In Christian theology vision of God is a reward, a consummation, reserved for the next life. In this life ‘no man has seen God at any time’. The Ṣūfis, on the contrary, reject this fardāyi zāhiḍ (devotee’s tomorrow), to use the expression of Ḥāfiẓ. They are intent on the here and now. The word mushāhada itself contains the notion of direct vision, shuhūd. The soul, by the fact of its spiritual and intellectual nature, is invited by God to behold Him and He will grant this favour to all who serve Him sincerely and whole-heartedly. The necessary condition for the divine revelation is not so much physical death as a mystical death, death to self. Self is a veil, a hindrance to sight of Him. It must disappear if God is to appear. God is, indeed, all that really exists. The rest is only appearance. Appearance glows and fades on the unchanging background of Being. Still, in the nature of things, God is free to reveal Himself or to conceal Himself. If He reveals Himself to His servant, that will be a free gift of His grace. It follows, then, that the preliminary disposition of fanā (disappearance of self) is also an effect of grace, it cannot be achieved by a man’s own efforts. Still, it could never be achieved at all did not man’s spiritual nature, witnessed to by the Qorānic nafakhnā fihi min rūhinā (we breathed into him of our Spirit), possess already the root of the matter, setting no limit to the scope of his knowledge and spiritual experience.

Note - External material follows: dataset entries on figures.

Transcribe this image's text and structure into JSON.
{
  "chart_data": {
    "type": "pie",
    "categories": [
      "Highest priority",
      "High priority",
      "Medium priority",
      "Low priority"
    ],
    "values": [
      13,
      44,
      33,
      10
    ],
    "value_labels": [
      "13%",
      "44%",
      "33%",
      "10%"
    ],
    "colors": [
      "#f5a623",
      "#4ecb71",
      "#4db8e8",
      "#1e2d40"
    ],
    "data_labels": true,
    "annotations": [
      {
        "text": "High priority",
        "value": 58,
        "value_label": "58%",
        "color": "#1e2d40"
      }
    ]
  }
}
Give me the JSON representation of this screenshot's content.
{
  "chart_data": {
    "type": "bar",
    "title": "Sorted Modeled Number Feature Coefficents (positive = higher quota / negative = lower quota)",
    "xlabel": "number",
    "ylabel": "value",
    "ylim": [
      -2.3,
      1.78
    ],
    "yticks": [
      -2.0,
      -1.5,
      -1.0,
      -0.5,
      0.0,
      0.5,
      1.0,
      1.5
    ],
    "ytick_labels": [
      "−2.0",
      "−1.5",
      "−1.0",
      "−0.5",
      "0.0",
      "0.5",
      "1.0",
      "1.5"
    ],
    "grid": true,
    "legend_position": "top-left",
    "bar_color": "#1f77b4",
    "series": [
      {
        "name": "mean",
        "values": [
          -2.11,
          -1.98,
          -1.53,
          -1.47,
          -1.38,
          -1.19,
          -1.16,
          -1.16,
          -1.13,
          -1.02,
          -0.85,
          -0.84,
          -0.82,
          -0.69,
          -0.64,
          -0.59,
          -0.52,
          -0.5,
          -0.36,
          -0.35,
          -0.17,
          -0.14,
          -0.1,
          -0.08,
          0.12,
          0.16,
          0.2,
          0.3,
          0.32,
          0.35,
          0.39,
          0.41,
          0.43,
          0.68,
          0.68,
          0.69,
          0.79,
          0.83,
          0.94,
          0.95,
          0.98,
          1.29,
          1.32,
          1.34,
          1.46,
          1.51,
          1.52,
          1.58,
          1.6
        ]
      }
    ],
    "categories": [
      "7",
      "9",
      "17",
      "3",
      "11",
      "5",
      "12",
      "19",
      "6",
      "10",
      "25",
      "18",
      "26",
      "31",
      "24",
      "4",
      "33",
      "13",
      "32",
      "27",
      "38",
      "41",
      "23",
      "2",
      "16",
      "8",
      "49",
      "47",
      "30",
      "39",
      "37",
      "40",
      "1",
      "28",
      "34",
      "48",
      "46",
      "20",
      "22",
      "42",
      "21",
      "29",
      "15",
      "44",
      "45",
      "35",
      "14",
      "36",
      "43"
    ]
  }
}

It is true that a great mystic like ‘Aṭṭar can say:

‘The mind does not reach to the frontier of Thy perfection.

‘The soul does not reach of itself the Palace of Union (viṣāl).

‘Were all the atoms of the world to become eyes,

84‘They could never comprehend Thy infinite Beauty.

And

‘This reason of mine, which for long I made my guide,

‘I have consumed in the effort to know God.

‘My whole life has been spent and with this weak reason I have learnt

This much alone: that I still know Him not.’